1. Sherrill cites to two exhibits in support of this assertion, yet neither exhibit provides any such support. Page 143 of Exhibit 4 contains no statement regarding the speed limit in the area. That page only discusses how fast Sherrill was driving. (Opp'n M.S.J. Ex. 4 at 143.) Nor does Exhibit 3, Sherrill's deposition transcript, provide any evidence that the speed limit was actually 55 miles per hour.
2. Sherrill testified that Officer Walmsley later decided her vehicle would not be towed as a "courtesy" to her. (Opp'n M.S.J. Ex. A at 169.)
3. Defendants submitted a photo of Sherrill taken a few hours after the accident which, in the Court's view, does not show any evidence of facial abrasions or bruising which Sherrill claims resulted from this encounter. (M.S.J. Ex. I, ECF No. 50-15; Opp'n M.S.J. Ex. 3 at 94.) Sherrill does not address this photo in her Opposition Memorandum. Sherrill also testified that the only treatment she received at the hospital was an X-Ray, (M.S.J. Ex. A at 184), and therefore she received no treatment for any facial injuries the night of the encounter. This Court is not a medical expert and accordingly cannot say that this photo negates Sherrill's testimony, but the apparent discrepancy in her testimony and the photograph taken after the incident will need to be addressed at trial.

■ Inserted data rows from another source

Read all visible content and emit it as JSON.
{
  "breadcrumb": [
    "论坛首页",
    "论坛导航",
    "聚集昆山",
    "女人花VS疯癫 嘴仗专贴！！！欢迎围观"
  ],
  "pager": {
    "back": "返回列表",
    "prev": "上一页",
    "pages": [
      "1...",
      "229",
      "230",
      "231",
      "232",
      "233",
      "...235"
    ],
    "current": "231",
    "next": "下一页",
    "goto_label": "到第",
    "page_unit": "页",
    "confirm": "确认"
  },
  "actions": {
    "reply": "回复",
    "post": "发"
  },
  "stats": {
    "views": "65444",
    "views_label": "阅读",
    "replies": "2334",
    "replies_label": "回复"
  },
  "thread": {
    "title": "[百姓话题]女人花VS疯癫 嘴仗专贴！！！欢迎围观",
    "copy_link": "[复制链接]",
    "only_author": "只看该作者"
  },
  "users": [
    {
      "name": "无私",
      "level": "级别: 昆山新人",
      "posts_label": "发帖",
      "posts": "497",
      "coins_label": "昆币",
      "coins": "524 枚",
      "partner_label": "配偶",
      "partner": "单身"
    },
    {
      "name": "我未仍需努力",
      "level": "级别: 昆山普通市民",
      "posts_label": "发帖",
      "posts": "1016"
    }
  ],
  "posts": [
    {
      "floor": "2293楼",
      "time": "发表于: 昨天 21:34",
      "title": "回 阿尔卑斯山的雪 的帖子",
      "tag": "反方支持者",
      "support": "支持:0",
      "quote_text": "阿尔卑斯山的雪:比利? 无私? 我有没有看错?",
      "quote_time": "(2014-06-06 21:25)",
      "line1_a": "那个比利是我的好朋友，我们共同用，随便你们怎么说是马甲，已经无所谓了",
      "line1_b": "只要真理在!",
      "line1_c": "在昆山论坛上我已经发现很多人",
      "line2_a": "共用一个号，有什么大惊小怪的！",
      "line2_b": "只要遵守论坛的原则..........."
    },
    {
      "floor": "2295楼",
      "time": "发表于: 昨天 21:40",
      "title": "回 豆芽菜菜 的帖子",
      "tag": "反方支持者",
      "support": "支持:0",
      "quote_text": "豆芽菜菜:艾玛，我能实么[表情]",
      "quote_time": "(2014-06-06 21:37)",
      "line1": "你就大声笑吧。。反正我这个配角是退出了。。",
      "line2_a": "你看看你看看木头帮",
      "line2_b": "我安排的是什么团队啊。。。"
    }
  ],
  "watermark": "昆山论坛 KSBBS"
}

4. Of course, if a jury finds the Defendants' version of events more credible, the analysis of whether the amount of force used was reasonable would be quite different. See Brown v. Gilmore, 278 F.3d 362, 369 (4th Cir. 2002) (upholding use of "minimal" force on noncompliant plaintiff because "[t]he circumstances surrounding the arrest gave the officers no reason to believe [plaintiff] would be amenable to their requests.") At the summary judgment stage, the Court cannot wade into such credibility determinations. Anderson, 477 U.S. at 255.
5. As the Court noted in its Memorandum on Defendants' Motion to Dismiss (ECF No. 29), the Court is unclear as to what the difference is between Sherrill's claims for negligence and gross negligence. The Court again reiterates that Sherrill cannot receive "double recovery for a single injury." Kramer v. Emche, 494 A.2d 225, 231 (Md. Ct. Spec. App. 1985).
6. Because immunity under the MTCA requires individuals act without malice or gross negligence, Lee, 863 A. 2d at 307, the Court's conclusion that a reasonable jury could find the Defendants acted with malice means the Court need not determine whether Defendants' actions could also be found to be grossly negligent.